Google Webmaster Central Blog - Official news on crawling and indexing sites for the Google index

Duplicate content summit at SMX Advanced

Wednesday, June 13, 2007 at 7:59 AM

Last week, I participated in the duplicate content summit at SMX Advanced. I couldn't resist the opportunity to show how Buffy is applicable to the everday Search marketing world, but mostly I was there to get input from you on the duplicate content issues you face and to brainstorm how search engines can help.

A few months ago, Adam wrote a great post on dealing with duplicate content. The most important things to know about duplicate content are:
  • Google wants to serve up unique results and does a great job of picking a version of your content to show if your sites includes duplication. If you don't want to worry about sorting through duplication on your site, you can let us worry about it instead.
  • Duplicate content doesn't cause your site to be penalized.
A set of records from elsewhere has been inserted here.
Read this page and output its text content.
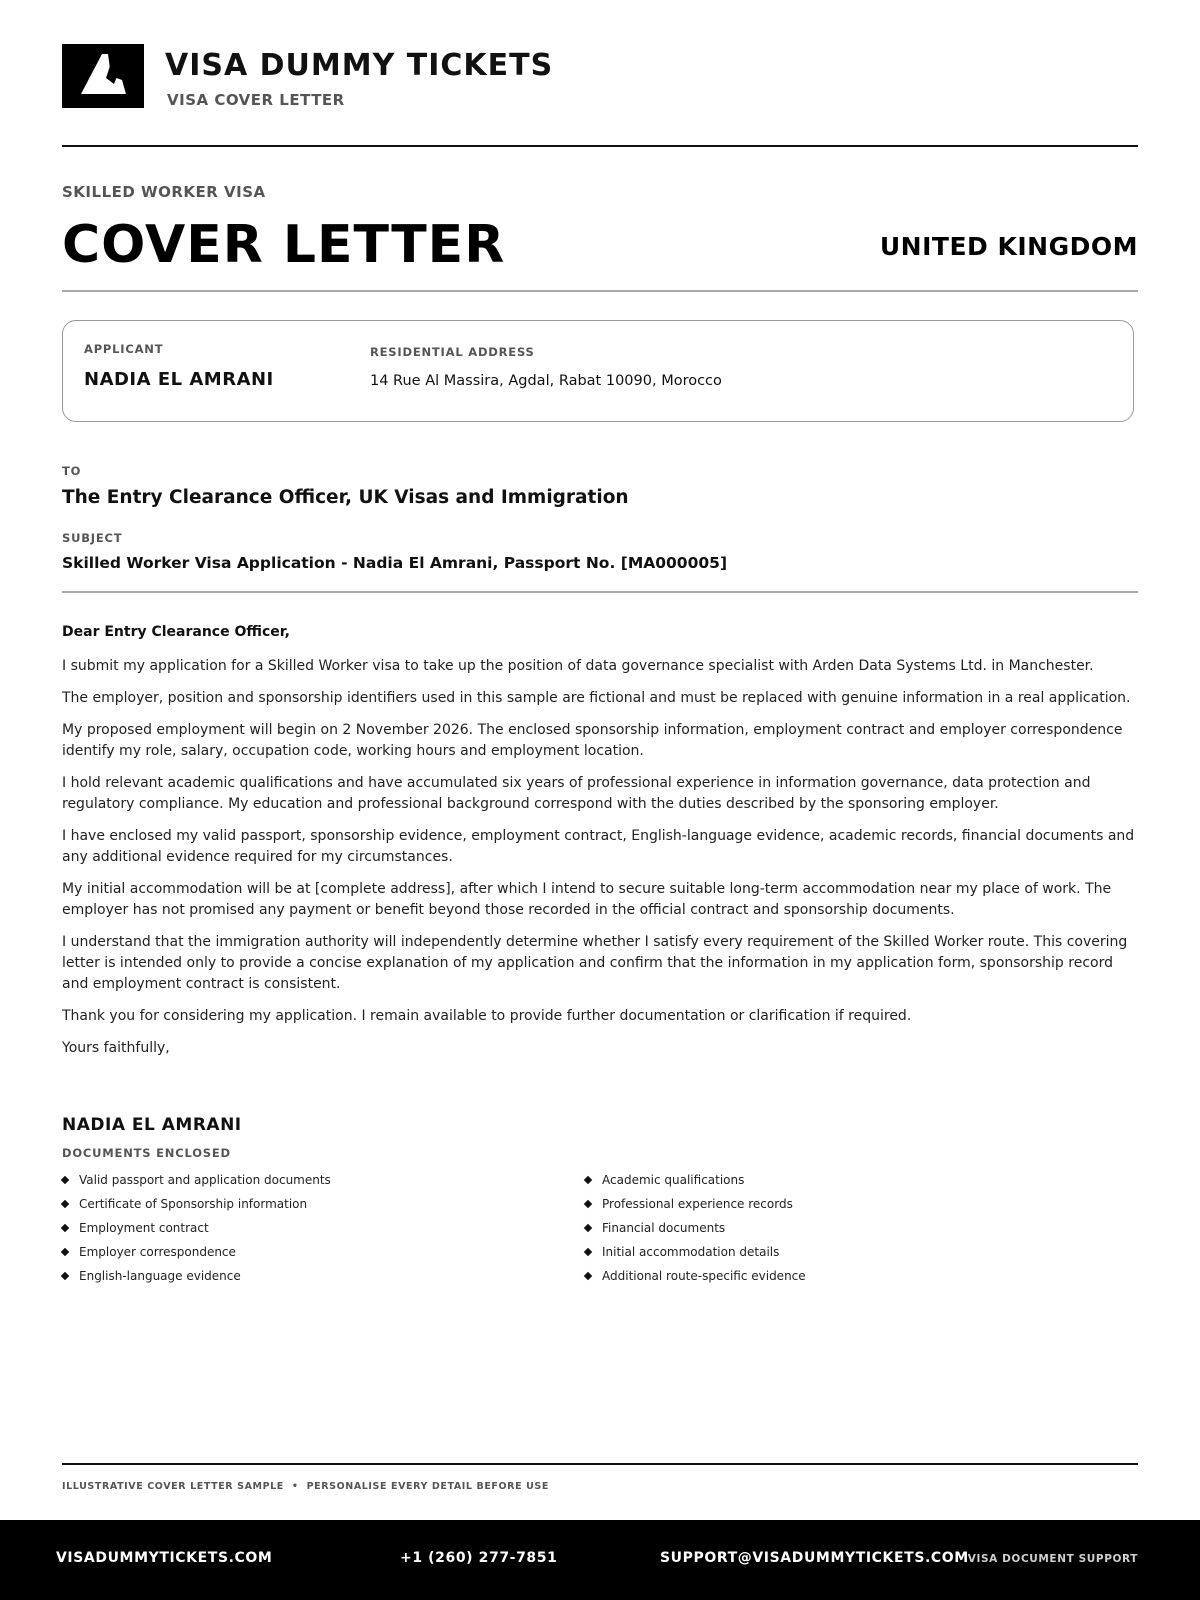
VISA DUMMY TICKETS
VISA COVER LETTER
SKILLED WORKER VISA
COVER LETTER	UNITED KINGDOM
APPLICANT
NADIA EL AMRANI
RESIDENTIAL ADDRESS
14 Rue Al Massira, Agdal, Rabat 10090, Morocco
TO
The Entry Clearance Officer, UK Visas and Immigration
SUBJECT
Skilled Worker Visa Application - Nadia El Amrani, Passport No. [MA000005]
Dear Entry Clearance Officer,

I submit my application for a Skilled Worker visa to take up the position of data governance specialist with Arden Data Systems Ltd. in Manchester.

The employer, position and sponsorship identifiers used in this sample are fictional and must be replaced with genuine information in a real application.

My proposed employment will begin on 2 November 2026. The enclosed sponsorship information, employment contract and employer correspondence identify my role, salary, occupation code, working hours and employment location.

I hold relevant academic qualifications and have accumulated six years of professional experience in information governance, data protection and regulatory compliance. My education and professional background correspond with the duties described by the sponsoring employer.

I have enclosed my valid passport, sponsorship evidence, employment contract, English-language evidence, academic records, financial documents and any additional evidence required for my circumstances.

My initial accommodation will be at [complete address], after which I intend to secure suitable long-term accommodation near my place of work. The employer has not promised any payment or benefit beyond those recorded in the official contract and sponsorship documents.

I understand that the immigration authority will independently determine whether I satisfy every requirement of the Skilled Worker route. This covering letter is intended only to provide a concise explanation of my application and confirm that the information in my application form, sponsorship record and employment contract is consistent.

Thank you for considering my application. I remain available to provide further documentation or clarification if required.

Yours faithfully,

NADIA EL AMRANI
DOCUMENTS ENCLOSED
Valid passport and application documents
Certificate of Sponsorship information
Employment contract
Employer correspondence
English-language evidence
Academic qualifications
Professional experience records
Financial documents
Initial accommodation details
Additional route-specific evidence
ILLUSTRATIVE COVER LETTER SAMPLE • PERSONALISE EVERY DETAIL BEFORE USE
VISADUMMYTICKETS.COM	+1 (260) 277-7851	SUPPORT@VISADUMMYTICKETS.COM
VISA DOCUMENT SUPPORT
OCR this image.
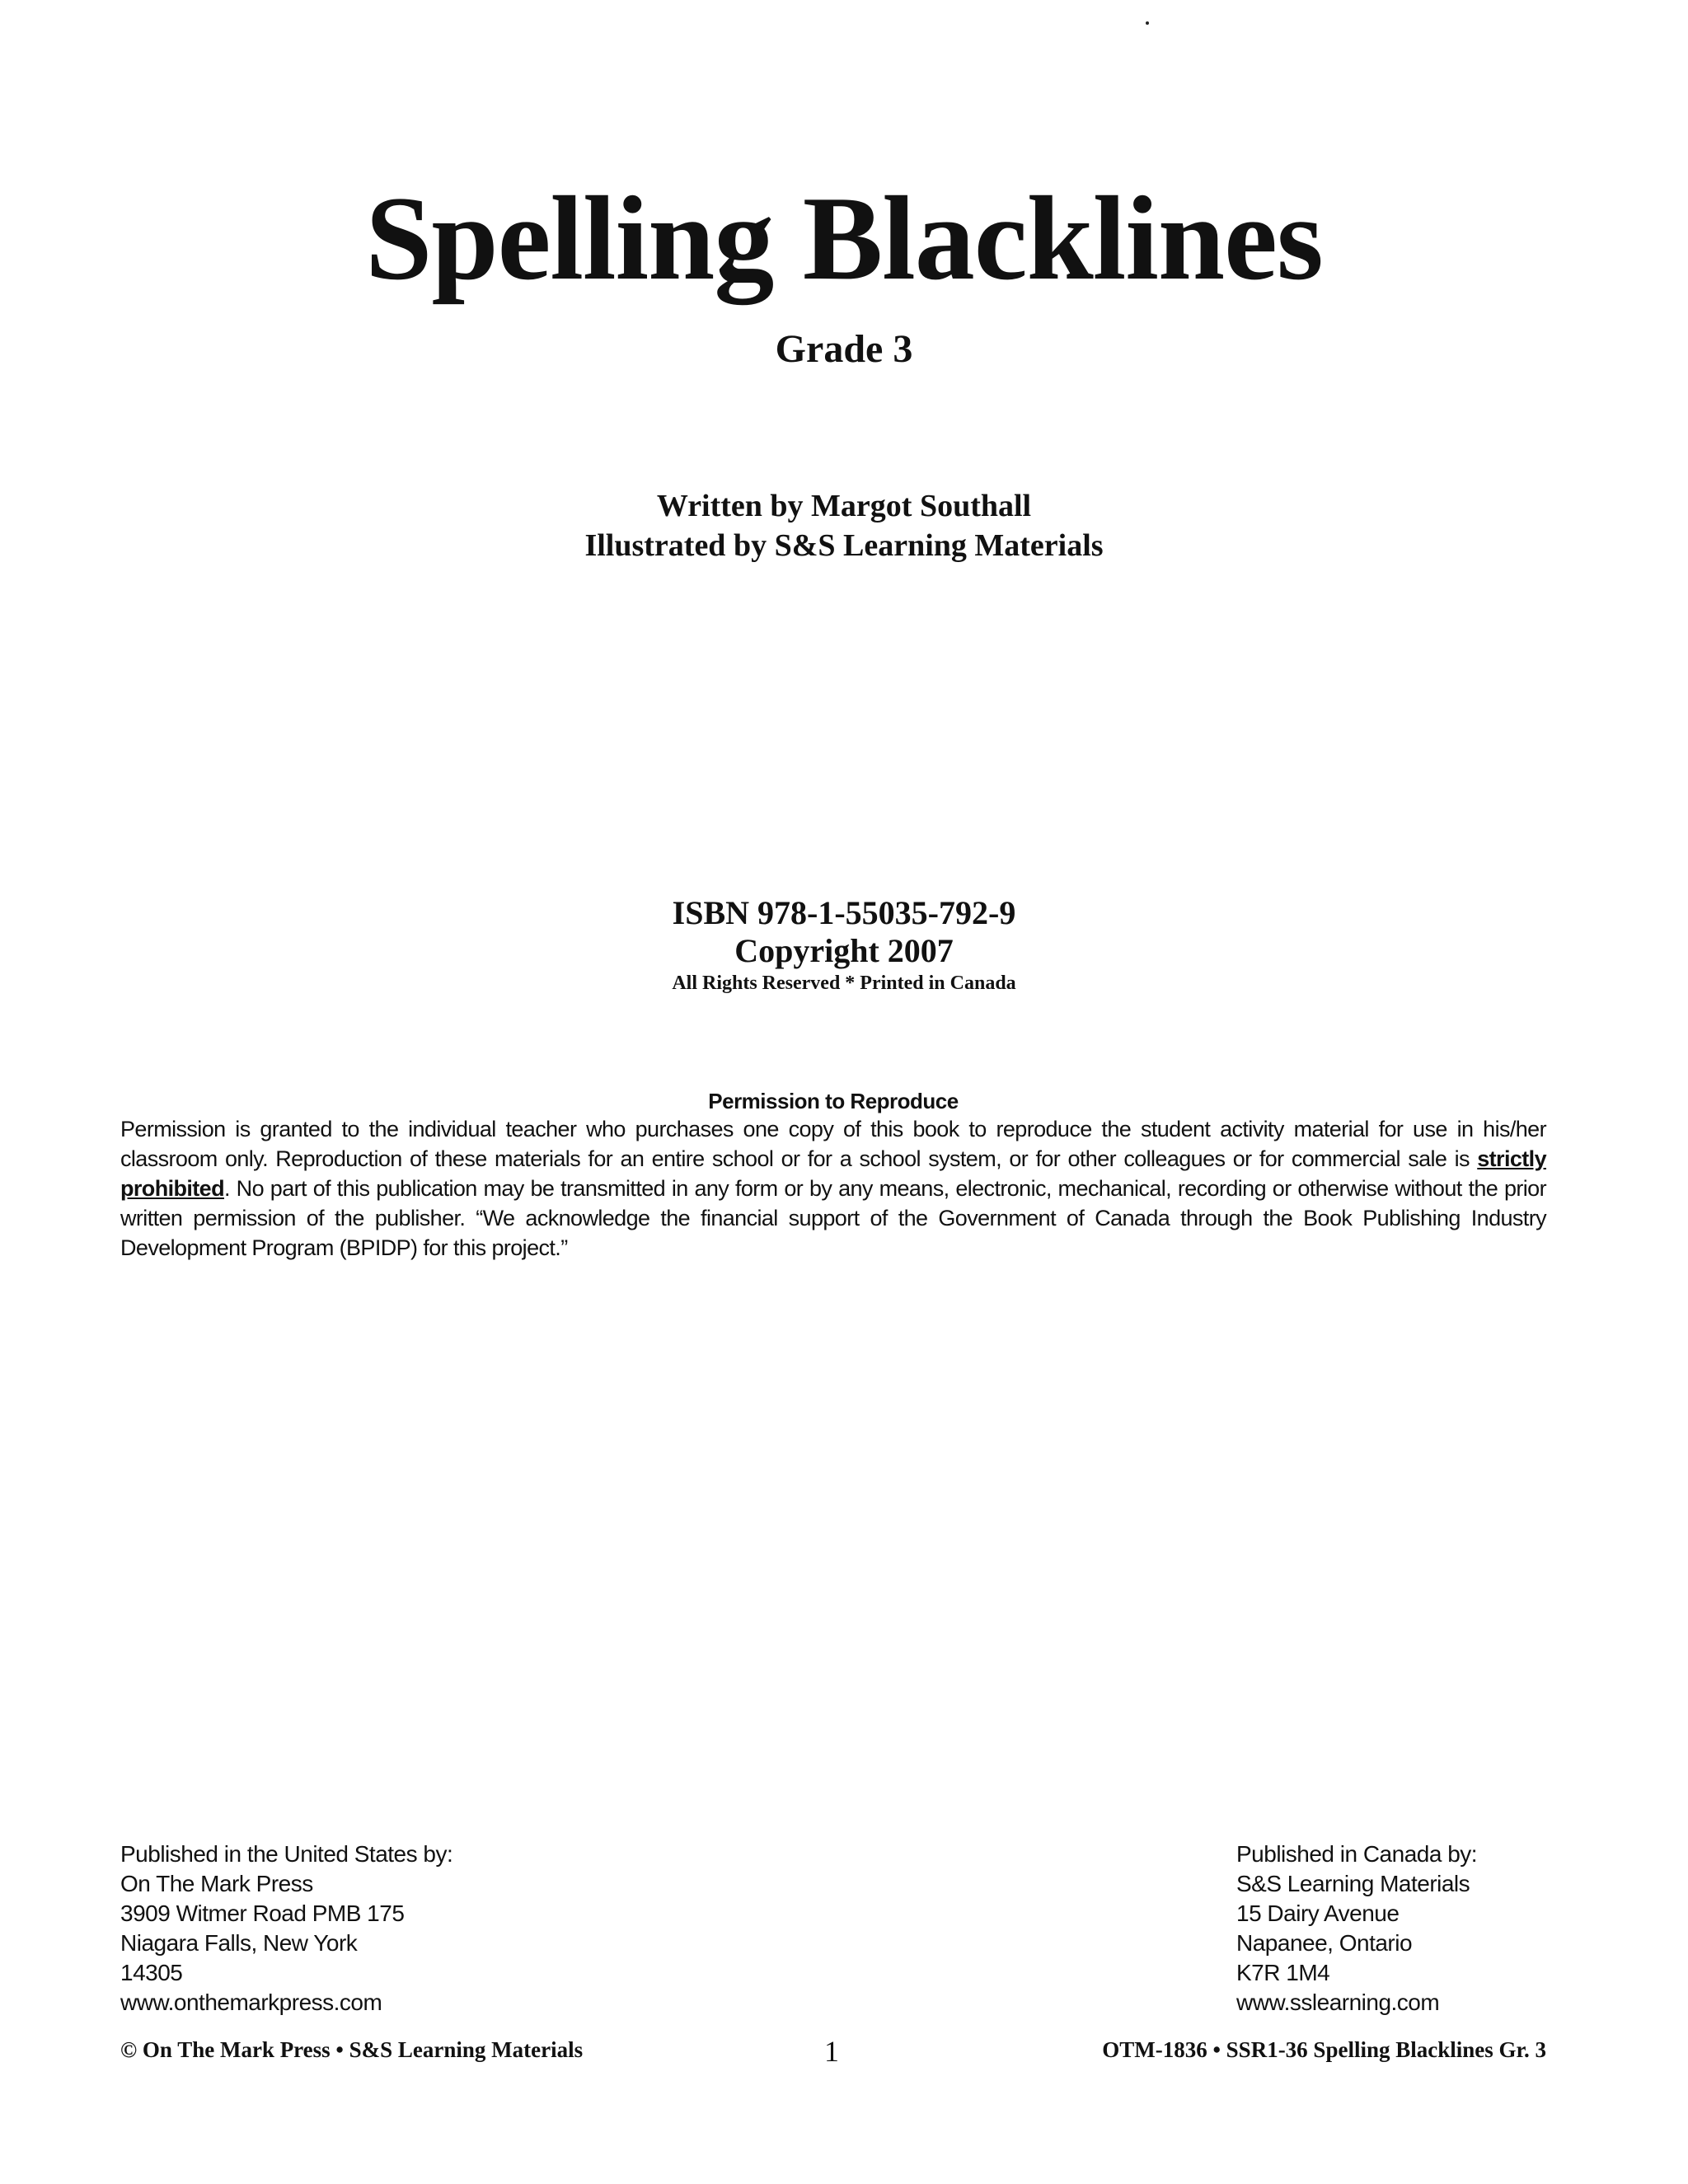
Spelling Blacklines
Grade 3
Written by Margot Southall
Illustrated by S&S Learning Materials
ISBN 978-1-55035-792-9
Copyright 2007
All Rights Reserved * Printed in Canada
Permission to Reproduce
Permission is granted to the individual teacher who purchases one copy of this book to reproduce the student activity material for use in his/her classroom only. Reproduction of these materials for an entire school or for a school system, or for other colleagues or for commercial sale is strictly prohibited. No part of this publication may be transmitted in any form or by any means, electronic, mechanical, recording or otherwise without the prior written permission of the publisher. “We acknowledge the financial support of the Government of Canada through the Book Publishing Industry Development Program (BPIDP) for this project.”
Published in the United States by:
On The Mark Press
3909 Witmer Road PMB 175
Niagara Falls, New York
14305
www.onthemarkpress.com
Published in Canada by:
S&S Learning Materials
15 Dairy Avenue
Napanee, Ontario
K7R 1M4
www.sslearning.com
© On The Mark Press • S&S Learning Materials	1	OTM-1836 • SSR1-36 Spelling Blacklines Gr. 3
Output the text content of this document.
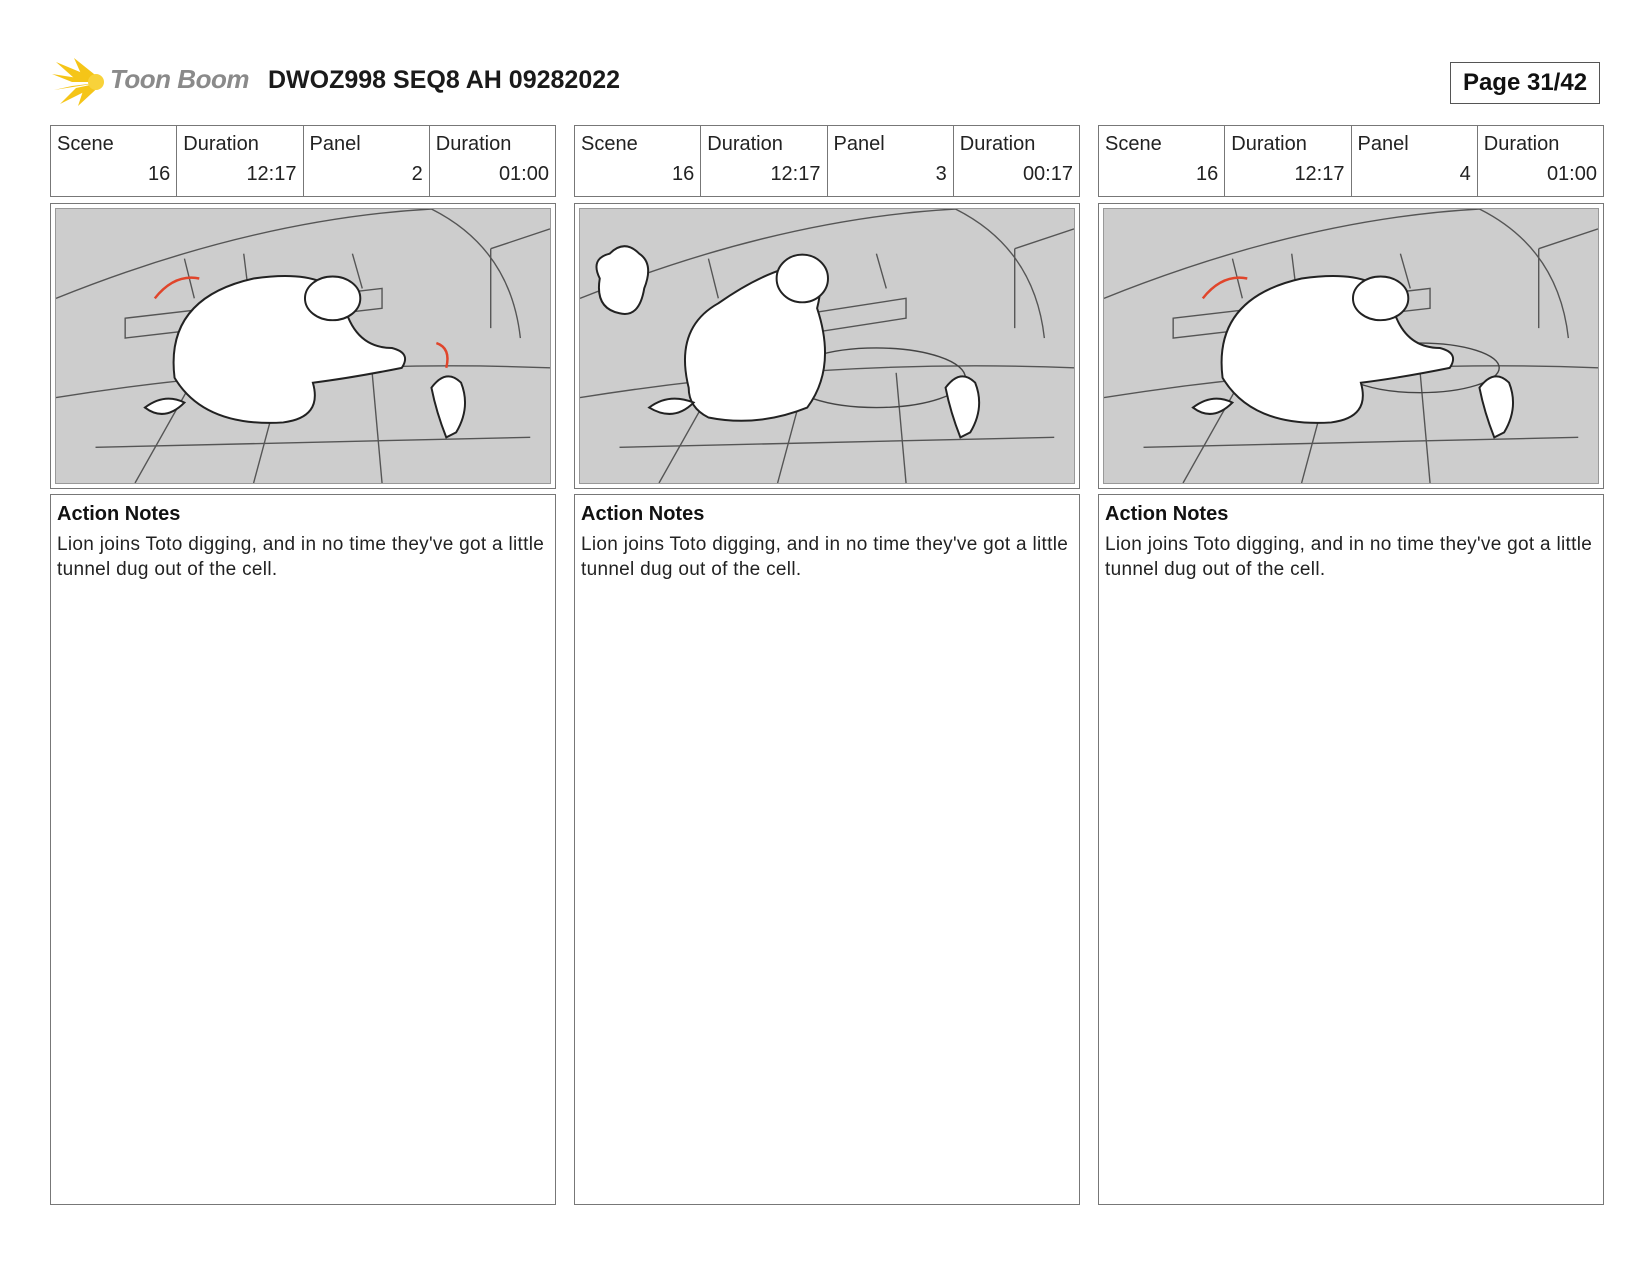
Toon Boom DWOZ998 SEQ8 AH 09282022	Page 31/42
Scene
16
Duration
12:17
Panel
2
Duration
01:00
Action Notes
Lion joins Toto digging, and in no time they've got a little tunnel dug out of the cell.
Scene
16
Duration
12:17
Panel
3
Duration
00:17
Action Notes
Lion joins Toto digging, and in no time they've got a little tunnel dug out of the cell.
Scene
16
Duration
12:17
Panel
4
Duration
01:00
Action Notes
Lion joins Toto digging, and in no time they've got a little tunnel dug out of the cell.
If duplicate pages are detected, one version will be returned in the search results to ensure variety for searchers.
  • Duplicate content doesn't cause your site to be placed in the supplemental index. Duplication may indirectly influence this however, if links to your pages are split among the various versions, causing lower per-page PageRank.
At the summit at SMX Advanced, we asked what duplicate content issues were most worrisome. Those in the audience were concerned about scraper sites, syndication, and internal duplication. We discussed lots of potential solutions to these issues and we'll definitely consider these options along with others as we continue to evolve our toolset. Here's the list of some of the potential solutions we discussed so that those of you who couldn't attend can get in on the conversation.

Specifying the preferred version of a URL in the site's Sitemap file
One thing we discussed was the possibility of specifying the preferred version of a URL in a Sitemap file, with the suggestion that if we encountered multiple URLs that point to the same content, we could consolidate links to that page and could index the preferred version.

Providing a method for indicating parameters that should be stripped from a URL during indexing
We discussed providing this in either an interface such as webmaster tools on in the site's robots.txt file. For instance, if a URL contains sessions IDs, the webmaster could indicate the variable for the session ID, which would help search engines index the clean version of the URL and consolidate links to it. The audience leaned towards an addition in robots.txt for this.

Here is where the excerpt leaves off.